— Minister responsible for spending on bicycle stand said that TDs and staff should just put a “plastic bag over their saddle” and use a normal bike stand.
A Government Minister who had the responsibility for OPW spending when the €335k Leinster House bike stand when it was planned, designed, tendered for and constructed has been accused of having the “audacity” to blame cyclists for the cost of a project under his remit.
The OPW installed the bike rack, shelter, granite paving and associated works such as bollards and repaving a small section of the car park around the bike parking after it was requested by the Houses of the Oireachtas Commission. The Commission — not the Government — is responsible for the grounds around the series of parliamentary buildings which make up Leinster House.

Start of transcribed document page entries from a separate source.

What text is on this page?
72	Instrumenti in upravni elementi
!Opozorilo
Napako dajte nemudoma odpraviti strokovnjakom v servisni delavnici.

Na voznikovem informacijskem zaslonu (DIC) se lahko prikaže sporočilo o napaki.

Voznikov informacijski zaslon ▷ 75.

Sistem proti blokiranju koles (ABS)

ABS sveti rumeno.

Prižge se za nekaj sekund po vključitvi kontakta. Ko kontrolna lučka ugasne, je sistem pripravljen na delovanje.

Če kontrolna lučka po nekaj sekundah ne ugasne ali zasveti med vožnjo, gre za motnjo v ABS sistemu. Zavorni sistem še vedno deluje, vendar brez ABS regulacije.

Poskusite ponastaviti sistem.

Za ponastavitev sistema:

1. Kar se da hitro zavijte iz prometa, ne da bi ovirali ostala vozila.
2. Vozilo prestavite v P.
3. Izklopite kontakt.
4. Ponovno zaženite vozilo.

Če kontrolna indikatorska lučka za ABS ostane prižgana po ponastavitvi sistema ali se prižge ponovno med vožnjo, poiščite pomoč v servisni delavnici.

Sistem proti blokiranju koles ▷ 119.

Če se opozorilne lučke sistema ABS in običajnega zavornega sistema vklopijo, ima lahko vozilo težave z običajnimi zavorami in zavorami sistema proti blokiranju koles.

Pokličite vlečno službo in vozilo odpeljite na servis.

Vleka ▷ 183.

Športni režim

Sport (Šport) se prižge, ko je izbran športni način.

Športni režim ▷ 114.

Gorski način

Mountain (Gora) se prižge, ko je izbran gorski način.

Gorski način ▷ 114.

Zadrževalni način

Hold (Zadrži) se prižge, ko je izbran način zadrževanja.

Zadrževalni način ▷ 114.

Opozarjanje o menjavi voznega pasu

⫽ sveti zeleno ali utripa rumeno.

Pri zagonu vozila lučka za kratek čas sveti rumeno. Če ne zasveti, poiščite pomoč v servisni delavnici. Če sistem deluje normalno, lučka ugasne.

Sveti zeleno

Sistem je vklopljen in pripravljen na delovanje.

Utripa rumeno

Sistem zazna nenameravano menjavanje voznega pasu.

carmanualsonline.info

As this website reported this week, the Office of Public Works defended the high costs of providing 32 bicycle parking spaces with a shelter on the grounds of Leinster House — a structure which resembles a long bus stop shelter with bicycle racks under it.
Cllr Seán Hartigan, a Limerick-based Green Party councillor, said: “The Minister who was responsible for OPW when the €335k bike shelter was ordered blames cyclists for having the audacity to want covered bike parking.”
Patrick O”Donovan — a Fine Gael TD for Limerick and current Minister for Further and Higher Education, Research, Innovation and Science — was Minister of State at the Department of Public Expenditure and Reform, with responsibility for the Office of Public Works between July 1st 2020 and April 9th 2024.
Minister O’Donovan told reporters yesterday that: “…and those TDs and staff that want to cycle to the Dail, the same way they might like to cycle to other parts of Dublin, you know there’s nothing wrong with putting a plastic bag over their saddle and tying it onto a stand which can be bought off the shelf.”
In a video posted by Newstalk, he’s recorded as having said: “First of all, Ministers don’t sign off on expenditure in the OPW no more than they do in other Government Departments. It’s a matter for the accounting officer and an accounting officer at the relevant level in the organisation would have looked at that.”
He outlined how his successor, Minister of State responsible for the Office of Public Works, Kieran O’Donnell, has ordered a report on the matter.
O’Donovan said to reporter’s that the amount of money was “excessive” for the number of bicycles and that the first he heard of it was when he read it in a newspaper.
Before that O’Donovan served as the Minister cover the OPW, he also served across the departments of Public Expenditure and Finance in a junior minister roll with responsibility for public procurement,.
His stint as Minister response for the OPW — seen as the only junior ministry with its own capital budget — included the time when the cycle stand was planned, designed, tender for and up to when construction was nearly finished after months of work.
The OPW confirmed this timeline in a previously issued statement which outlined that in May 2021 the Commission of the Houses of the Oireachtas requested the OPW to “provide a visible, covered bicycle shelter for the Houses of the Oireachtas on Leinster Lawn”.
The OPW also confirmed that the planning application was lodged during October 2022 and in November 2022; that the contractor was appointed during December 2023, and that works commenced in early January 2024 “with excavation works and continued through to March 2024 with construction of the steel and glass structure and putting in place the granite paving. Final works were completed by mid-April 2024.”